Quand l’agate révèle la lumière :
gravure en manière noire

Pendant mon stage de 5 jours avec l’artiste Alban Dreyssé dans son atelier Imago à Strasbourg, j’ai eu la chance de m’initier à une technique qui m’intriguait depuis longtemps : la manière noire.

Cette approche singulière du noir et de la lumière m’attirait beaucoup, et j’avais hâte de m’y essayer.
Dans cet article, je vous partage les grandes étapes de la réalisation d’une gravure en manière noire, une technique à la fois exigeante et magique.

Préparer la plaque : grainage au berceau

Avant toute chose, il faut s’armer de patience (et d’un peu de musculation !) pour préparer la plaque.
Dans mon cas, j’ai utilisé une plaque de cuivre, que j’ai grainée à l’aide d’un outil spécifique : le berceau. Celui-ci permet de créer des milliers de petits creux à la surface du métal, rendant celle-ci uniformément rugueuse. C’est cette rugosité qui retiendra l’encre et donnera un noir profond et velouté à l’impression.

Pour un grain fin et régulier, on passe le berceau dans plusieurs directions, en superposant les couches. Plus on repasse, plus le grain devient dense.

Une fois le grainage terminé, nous faisons un premier tirage test : le résultat est parfaitement noir, signe que la plaque est prête pour la suite !

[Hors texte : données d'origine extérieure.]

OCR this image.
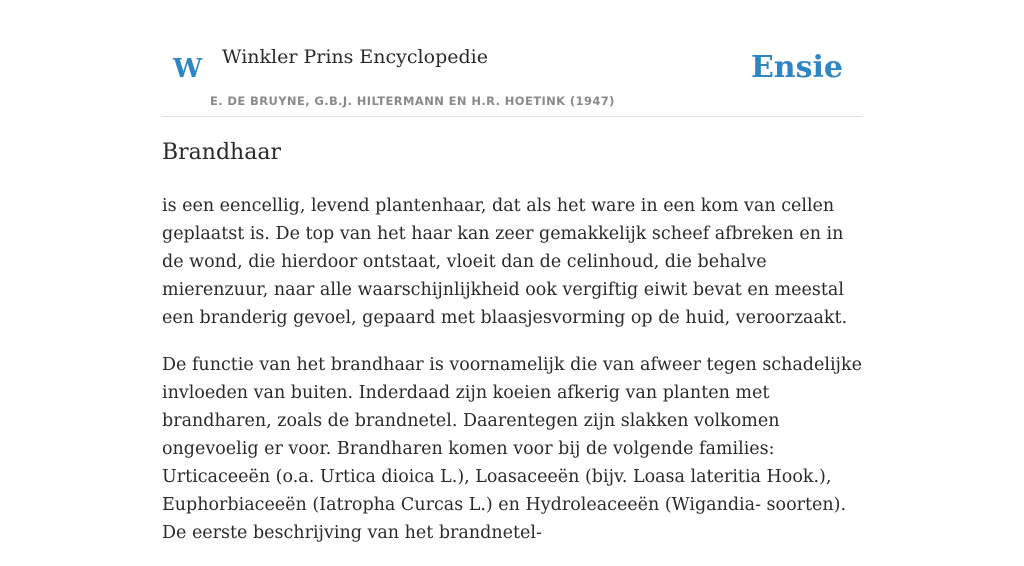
W Winkler Prins Encyclopedie
E. DE BRUYNE, G.B.J. HILTERMANN EN H.R. HOETINK (1947)
Ensie
Brandhaar

is een eencellig, levend plantenhaar, dat als het ware in een kom van cellen geplaatst is. De top van het haar kan zeer gemakkelijk scheef afbreken en in de wond, die hierdoor ontstaat, vloeit dan de celinhoud, die behalve mierenzuur, naar alle waarschijnlijkheid ook vergiftig eiwit bevat en meestal een branderig gevoel, gepaard met blaasjesvorming op de huid, veroorzaakt.

De functie van het brandhaar is voornamelijk die van afweer tegen schadelijke invloeden van buiten. Inderdaad zijn koeien afkerig van planten met brandharen, zoals de brandnetel. Daarentegen zijn slakken volkomen ongevoelig er voor. Brandharen komen voor bij de volgende families: Urticaceeën (o.a. Urtica dioica L.), Loasaceeën (bijv. Loasa lateritia Hook.), Euphorbiaceeën (Iatropha Curcas L.) en Hydroleaceeën (Wigandia- soorten). De eerste beschrijving van het brandnetel-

berceau gravure manière noire ludwine illustration
berceau gravure manière noire ludwine illustration

Dessiner avec la lumière : polissage à la pierre d’agate

Vient ensuite l’étape magique : faire émerger la lumière.

Pour cette première gravure en manière noire, j’ai choisi un sujet simple mais fort en contraste : une capsule sèche de coquelicot. Ses formes arrondies et sa texture rugueuse se prêtaient particulièrement bien à cette technique, qui joue justement sur les nuances subtiles entre ombre et lumière.

Après avoir dessiner mon sujet au crayon à papier directement sur ma plaque, je saisis une pierre d’agate afin de polir progressivement certaines zones de la plaque pour faire apparaître mon dessin.
Plus je polis une zone, plus elle devient lisse, et donc moins elle retiendra l’encre : c’est ainsi que naissent les blancs et les dégradés de lumière.

C’est un travail minutieux, presque méditatif. Pour suivre ma progression, je réalise des tirages intermédiaires : un premier test, puis retour au polissage, et ainsi de suite…

polissage pierre d'agate manière noire gravure ludwine illustration

Encrage de la plaque

Comme pour les autres techniques de taille-douce que j’ai explorées (voir mon article Mon initiation à la taille-douce : l’eau-forte, un monde de contrastes), l’encrage demande méthode et précision.

J’applique de l’encre sur toute la plaque, puis je la retire délicatement avec des tarlatanes, et enfin avec du papier journal pour affiner le résultat.
C’est une étape sensible : il ne faut ni trop enlever d’encre (au risque de perdre des détails), ni en laisser trop (au risque d’avoir un rendu brouillon).

On passe au tirage final !

Après plusieurs retouches et essais, vient le moment du tirage final.

Je prépare ma feuille de papier spécial gravure, que j’ai préalablement humidifiée, je la pose sur la plaque, puis je lance l’impression : un petit effort physique pour faire tourner la presse taille-douce, et laisser la magie opérer.

Mon ressenti

Cette initiation à la manière noire m’a réellement captivée. C’est une technique inversée par rapport au dessin classique : on part ici d’un noir total, et on “dessine” en enlevant la matière, en révélant peu à peu la lumière.

Cela m’a beaucoup rappelé le travail au fusain, où l’on ajoute du noir, puis on vient effacer pour faire apparaître les zones de lumière. On sculpte presque l’image, non plus par le trait, mais par la lumière elle-même.

La manière noire se prête particulièrement bien à des sujets très sombres — animaux nocturnes, portraits dramatiques, scènes en clair-obscur — où les noirs sont omniprésents et où les nuances de lumière prennent toute leur force.

C’est d’ailleurs devenu l’une de mes techniques préférées, sans doute parce qu’elle reste très proche du dessin dans sa manière de construire l’image, mais avec une approche radicalement différente, plus tactile, plus physique, presque silencieuse.